Compared to a year ago, 1.8 million more Americans were working in January, and 2.1 million fewer persons were unemployed. At the same time, the share of the working-age population with a job (58.8 percent) remained at a low level.
Last month, the unemployment rate was higher among adult male workers than female ones (6.2 percent versus 5.9 percent). Unemployment rates were higher among Black (12.1 percent) and Hispanic workers (8.4 percent) than among white ones (5.7 percent). The unemployment rate among teenagers was 20.7 percent.
Additionally, 5.6 percent of all veterans were unemployed in January, and the rate among recent veterans (served after September 2001) was 7.9 percent. At the same time, 13.3 percent of Americans with disabilities were jobless and seeking work (not seasonally adjusted).

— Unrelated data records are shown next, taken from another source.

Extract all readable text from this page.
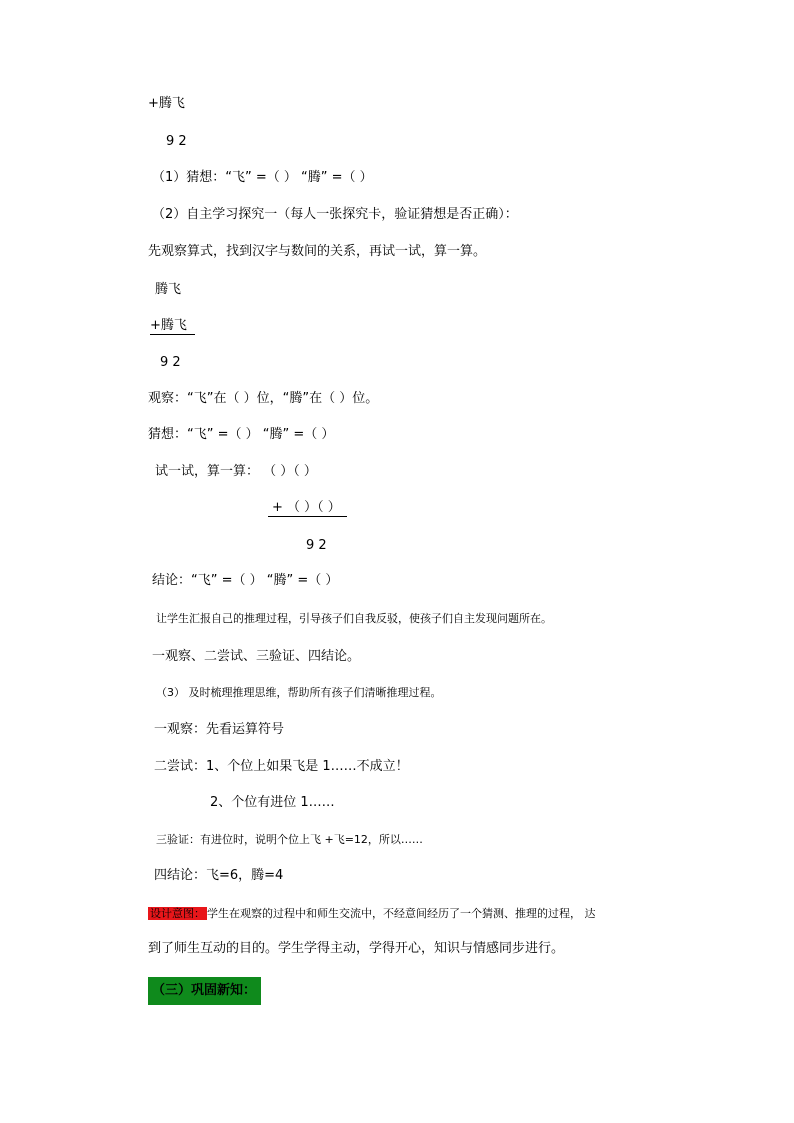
+腾飞
9 2
（1）猜想：“飞” =（ ） “腾” =（ ）
（2）自主学习探究一（每人一张探究卡，验证猜想是否正确）：
先观察算式，找到汉字与数间的关系，再试一试，算一算。
腾飞
+腾飞
9 2
观察：“飞”在（ ）位，“腾”在（ ）位。
猜想：“飞” =（ ） “腾” =（ ）
试一试，算一算： （ ）（ ）
+ （ ）（ ）
9 2
结论：“飞” =（ ） “腾” =（ ）
让学生汇报自己的推理过程，引导孩子们自我反驳，使孩子们自主发现问题所在。
一观察、二尝试、三验证、四结论。
（3） 及时梳理推理思维，帮助所有孩子们清晰推理过程。
一观察：先看运算符号
二尝试：1、个位上如果飞是 1……不成立！
2、个位有进位 1……
三验证：有进位时，说明个位上飞 +飞=12，所以……
四结论：飞=6，腾=4
设计意图： 学生在观察的过程中和师生交流中，不经意间经历了一个猜测、推理的过程， 达
到了师生互动的目的。学生学得主动，学得开心，知识与情感同步进行。
（三）巩固新知：
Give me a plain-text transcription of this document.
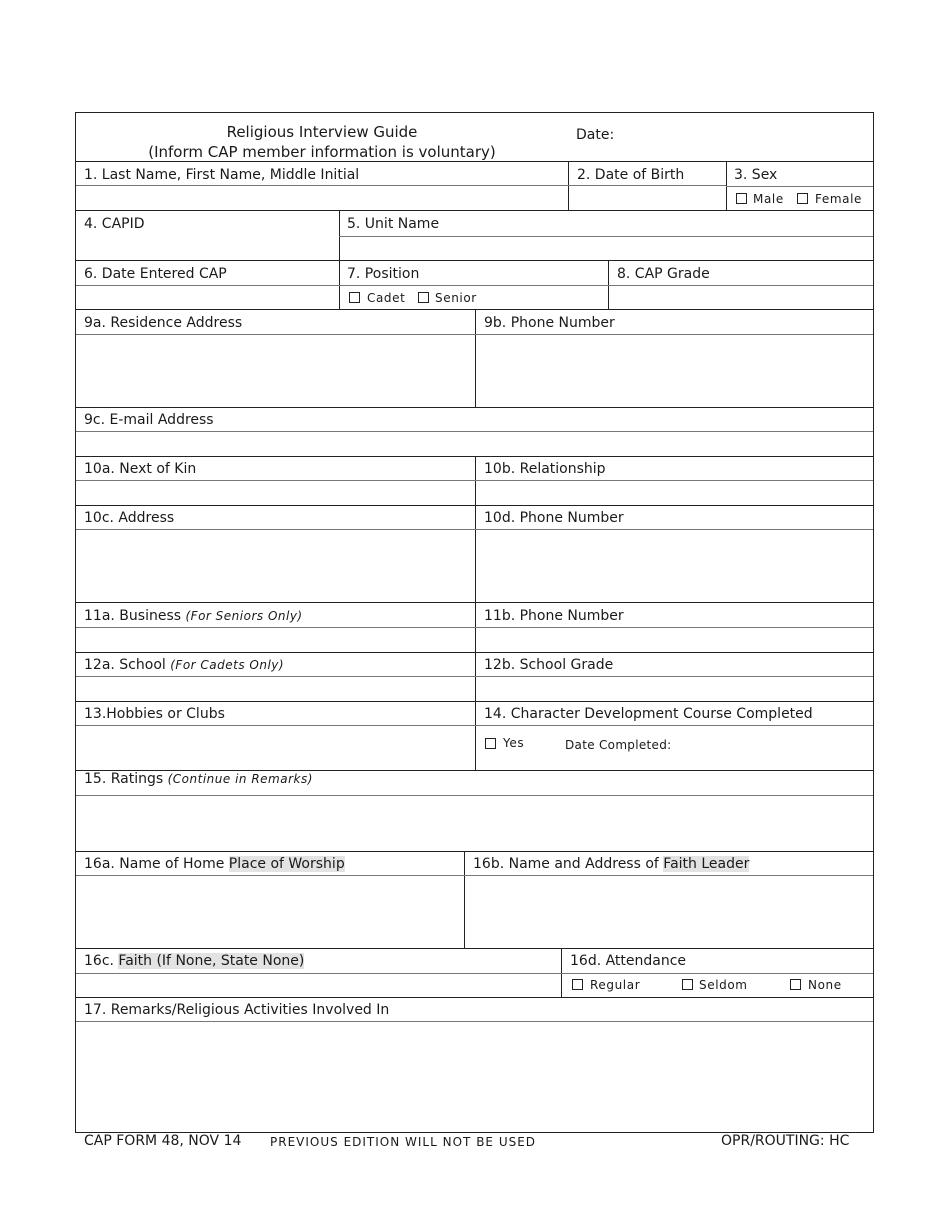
Religious Interview Guide
(Inform CAP member information is voluntary)
Date:
1. Last Name, First Name, Middle Initial	2. Date of Birth	3. Sex
Male	Female
4. CAPID	5. Unit Name
6. Date Entered CAP	7. Position	8. CAP Grade
Cadet Senior
9a. Residence Address	9b. Phone Number
9c. E-mail Address
10a. Next of Kin	10b. Relationship
10c. Address	10d. Phone Number
11a. Business (For Seniors Only)	11b. Phone Number
12a. School (For Cadets Only)	12b. School Grade
13.Hobbies or Clubs	14. Character Development Course Completed
Yes	Date Completed:
15. Ratings (Continue in Remarks)
16a. Name of Home Place of Worship	16b. Name and Address of Faith Leader
16c. Faith (If None, State None)	16d. Attendance
Regular	Seldom	None
17. Remarks/Religious Activities Involved In
CAP FORM 48, NOV 14 PREVIOUS EDITION WILL NOT BE USED	OPR/ROUTING: HC
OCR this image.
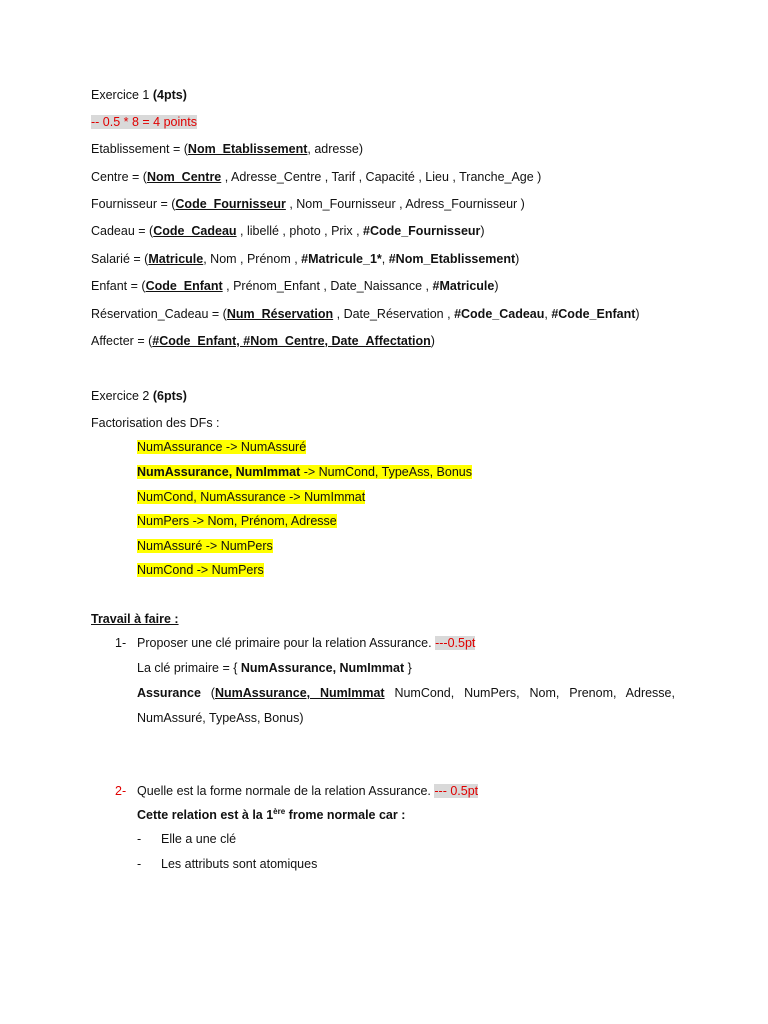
Exercice 1 (4pts)
-- 0.5 * 8 = 4 points
Etablissement = (Nom_Etablissement, adresse)
Centre = (Nom_Centre , Adresse_Centre , Tarif , Capacité , Lieu , Tranche_Age )
Fournisseur = (Code_Fournisseur , Nom_Fournisseur , Adress_Fournisseur )
Cadeau = (Code_Cadeau , libellé , photo , Prix , #Code_Fournisseur)
Salarié = (Matricule, Nom , Prénom , #Matricule_1*, #Nom_Etablissement)
Enfant = (Code_Enfant , Prénom_Enfant , Date_Naissance , #Matricule)
Réservation_Cadeau = (Num_Réservation , Date_Réservation , #Code_Cadeau, #Code_Enfant)
Affecter = (#Code_Enfant, #Nom_Centre, Date_Affectation)
Exercice 2 (6pts)
Factorisation des DFs :
NumAssurance -> NumAssuré
NumAssurance, NumImmat -> NumCond, TypeAss, Bonus
NumCond, NumAssurance -> NumImmat
NumPers -> Nom, Prénom, Adresse
NumAssuré -> NumPers
NumCond -> NumPers
Travail à faire :
1- Proposer une clé primaire pour la relation Assurance. ---0.5pt
La clé primaire = { NumAssurance, NumImmat }
Assurance (NumAssurance, NumImmat NumCond, NumPers, Nom, Prenom, Adresse,
NumAssuré, TypeAss, Bonus)
2- Quelle est la forme normale de la relation Assurance. --- 0.5pt
Cette relation est à la 1ère frome normale car :
- Elle a une clé
- Les attributs sont atomiques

Jobs remained comparatively hard to find in January. Last month, the underemployment rate equaled 12.7 percent, down from the 14.4 percent rate logged a year ago. Not only were 10.2 million Americans unemployed, but 7.3 million individuals worked part-time jobs despite preferring full-time work. Another 837,000 individuals (not seasonally adjusted) were so discouraged about the labor market that they had stopped searching for work.
Among unemployed workers, 35.8 percent had been jobless for at least six months (compared to 37.9 percent a year earlier), and the average spell of unemployment equaled 35.4 weeks, which was unchanged from a year earlier.
In January, the leading cause of unemployment remained a job loss or the completion of a temporary job, which was the reason cited by 52.3 percent of unemployed persons. Another 28.4 percent of unemployed persons were re-entrants to the labor market, while 11.4 percent were new entrants. Voluntary job leavers accounted for the remaining 7.9 percent of the total.
“The January employment report offers yet more evidence of an underperforming labor market,” observed Quinterno. “The bottom line is that the American economy is not generating enough jobs for all those who want and need work. Despite the passage of six years since the onset of the ‘Great Recession,’ the United States’ jobs crisis remains far from over.”